Unless you've been living off the grid, you're probably well-aware of the health benefits of green tea. The pale brew is full of antioxidants that may help lower the risk of stroke or stave off certain types of cancer, so sip away! Be warned, though, drinking too much green tea has a definite downside — it can make you see ghostly figures that aren't really there.
This may sound far-fetched, but the rumor that green tea causes hallucinations is an enduring one. As Robert Lamb and Christian Sager, hosts of this Stuff to Blow Your Mind podcast explain, green tea has a racy reputation that isn't nearly as mild as its taste.
The idea that green tea can cause hallucinations seems to originate in the Victorian era. At the time, the Lancet medical journal published a study noting the negative effects of green tea, including stomach problems and fluttering of the heart, citing a woman profiled in a Scottish medical journal who became hysterical after drinking green tea on an empty stomach. (Incidentally, physicians calmed her by administering opium.)
To further cement green tea's reputation, author Sheridan Le Fanu — an Irish mystery writer whose 1872 collection of tales featured the aptly named "Green Tea" — latched onto this idea and used it in the short story that captured the public's imagination.
Le Fanu's "Green Tea" takes place in the early 1800s and recounts the plight of one Mr. Jennings, a clergyman who sees the evil spirit of a monkey and turns to his doctor for help. His doctor rejects the idea that something supernatural is happening, and after discovering that Jennings drinks green tea before bed, the doctor claims the green tea is to blame. The doctor contends the green tea has built up in Jennings' body and is affecting his central nervous system, causing him to hallucinate.

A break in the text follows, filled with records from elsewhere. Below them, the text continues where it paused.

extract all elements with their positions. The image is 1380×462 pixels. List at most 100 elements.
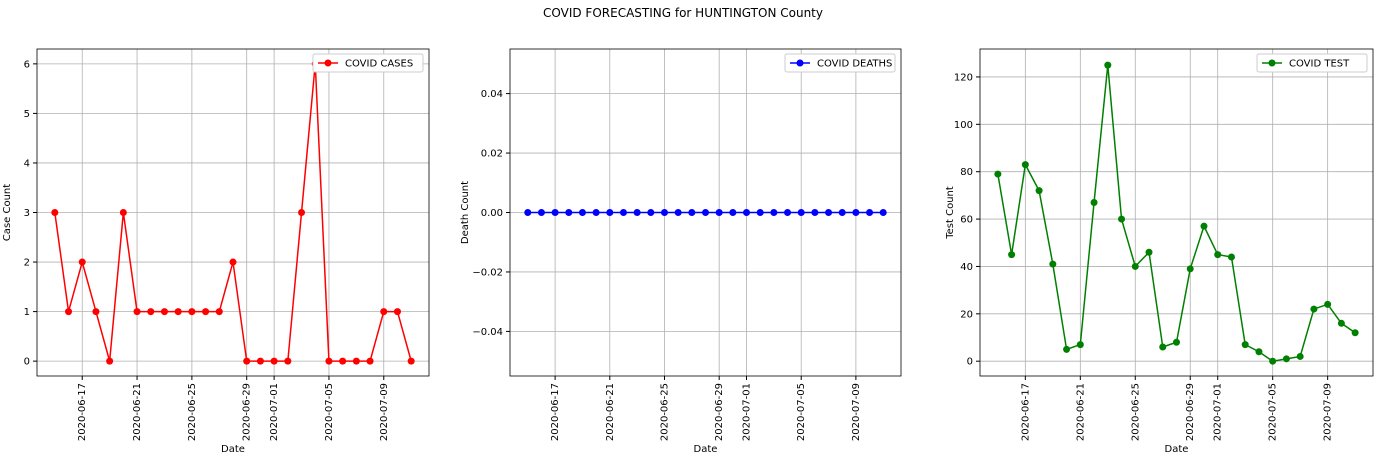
marker (65, 308, 73, 316)
marker (339, 357, 347, 365)
marker (551, 209, 559, 216)
marker (202, 308, 210, 316)
marker (674, 209, 682, 216)
marker (565, 209, 573, 216)
marker (1173, 338, 1180, 346)
marker (852, 209, 860, 216)
marker (215, 308, 223, 316)
y-tick-label: 60 (960, 215, 973, 226)
y-tick-label: 120 (954, 72, 973, 83)
marker (1186, 265, 1194, 273)
y-tick-label: 2 (24, 258, 30, 269)
axes-frame (36, 48, 430, 377)
marker (1063, 345, 1071, 353)
marker (1049, 260, 1057, 268)
marker (879, 209, 887, 216)
marker (1118, 215, 1126, 223)
y-axis-label: Case Count (2, 184, 13, 241)
marker (1008, 251, 1016, 259)
y-tick-label: 4 (24, 158, 30, 169)
marker (743, 209, 751, 216)
x-tick-label: 2020-07-01 (1213, 383, 1224, 441)
x-tick-label: 2020-06-29 (1185, 383, 1196, 441)
y-tick-label: 40 (960, 262, 973, 273)
marker (256, 357, 264, 365)
marker (380, 308, 388, 316)
x-tick-label: 2020-07-09 (379, 383, 390, 441)
x-tick-label: 2020-07-05 (1268, 383, 1279, 441)
marker (838, 209, 846, 216)
marker (1324, 300, 1332, 308)
y-tick-label: −0.02 (472, 267, 503, 278)
x-tick-label: 2020-06-29 (242, 383, 253, 441)
marker (866, 209, 874, 216)
legend-label: COVID DEATHS (817, 59, 892, 70)
x-tick-label: 2020-07-01 (742, 383, 753, 441)
marker (811, 209, 819, 216)
marker (592, 209, 600, 216)
marker (1337, 319, 1345, 327)
marker (243, 357, 251, 365)
marker (633, 209, 641, 216)
y-axis-label: Test Count (945, 186, 956, 240)
marker (160, 308, 168, 316)
y-tick-label: 1 (24, 307, 30, 318)
marker (393, 308, 401, 316)
marker (229, 258, 237, 266)
x-axis-label: Date (694, 444, 718, 455)
x-tick-label: 2020-07-09 (1323, 383, 1334, 441)
legend-label: COVID CASES (345, 59, 413, 70)
marker (1269, 357, 1277, 365)
x-tick-label: 2020-06-29 (714, 383, 725, 441)
marker (1200, 222, 1208, 230)
marker (784, 209, 792, 216)
x-tick-label: 2020-07-09 (851, 383, 862, 441)
x-tick-label: 2020-07-05 (796, 383, 807, 441)
x-tick-label: 2020-06-25 (659, 383, 670, 441)
marker (1131, 262, 1139, 270)
marker (797, 209, 805, 216)
x-tick-label: 2020-07-01 (269, 383, 280, 441)
legend-box (784, 53, 896, 73)
marker (1227, 253, 1235, 261)
x-tick-label: 2020-06-25 (1130, 383, 1141, 441)
marker (756, 209, 764, 216)
y-tick-label: 0.04 (481, 89, 503, 100)
marker (1241, 341, 1249, 349)
y-tick-label: 0 (24, 357, 30, 368)
marker (688, 209, 696, 216)
marker (729, 209, 737, 216)
marker (298, 209, 306, 216)
figure-title: COVID FORECASTING for HUNTINGTON County (543, 6, 823, 20)
marker (92, 308, 100, 316)
legend-marker (324, 59, 332, 67)
legend-marker (796, 59, 804, 67)
x-tick-label: 2020-06-25 (187, 383, 198, 441)
marker (133, 308, 141, 316)
marker (702, 209, 709, 216)
plot-area (980, 49, 1373, 376)
axes-frame (509, 48, 902, 377)
legend-box (1256, 53, 1368, 73)
marker (1282, 355, 1290, 363)
y-tick-label: 6 (24, 59, 30, 70)
x-tick-label: 2020-06-17 (1020, 383, 1031, 441)
marker (1090, 198, 1098, 206)
y-tick-label: −0.04 (472, 327, 503, 338)
y-tick-label: 20 (960, 309, 973, 320)
marker (407, 357, 415, 365)
x-axis-label: Date (221, 444, 245, 455)
marker (660, 209, 668, 216)
marker (1310, 305, 1318, 313)
marker (715, 209, 723, 216)
marker (188, 308, 196, 316)
y-tick-label: 3 (24, 208, 30, 219)
marker (78, 258, 86, 266)
marker (994, 170, 1002, 178)
legend-box (312, 53, 424, 73)
legend-label: COVID TEST (1289, 59, 1350, 70)
axes-frame (979, 48, 1374, 377)
marker (174, 308, 182, 316)
y-tick-label: 0 (967, 357, 973, 368)
marker (578, 209, 586, 216)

While the story's scientific explanation that green tea builds up in the body is false, it didn't seem completely implausible. After all, drinking too much of some substances — like beer or alcohol — can cause both temporary and permanent issues with reality perception.
And there's another crucial kernel of truth. In the 1870s, green tea was an imported, expensive delicacy. So to increase its quantity and its shelf-life, purveyors added a variety of other things to the tea leaves, ranging from iron filings to plants like hazelwood or hawthorn. They also supplemented green tea's color by adding dye, in the form of natural additives like sheep dung and chemical colorants like Prussian blue.
In fact, green tea's identity and flavor had become so muddled and diluted that when tea merchants attempted to sell pure green tea free from fillers, people didn't believe it was actually green tea and refused to buy it.
Strange additives aside, regular amounts of green tea do not cause hallucinations — unless you drink an inordinate amount of it. One 2009 study from La Trobe University tested people drinking various doses of caffeine and measured how much it would take to actually hallucinate. Participants who drank nine cups of green tea or three cups of coffee were three times more likely to hear voices and see objects that were not there. So, while it's technically possible to hallucinate by ingesting massive amounts of caffeine via green tea, it would require a great deal of the beverage — and it wouldn't build up in one's system to have a cumulative effect, either.
So evil monkeys aside, green tea is good for you — in moderation.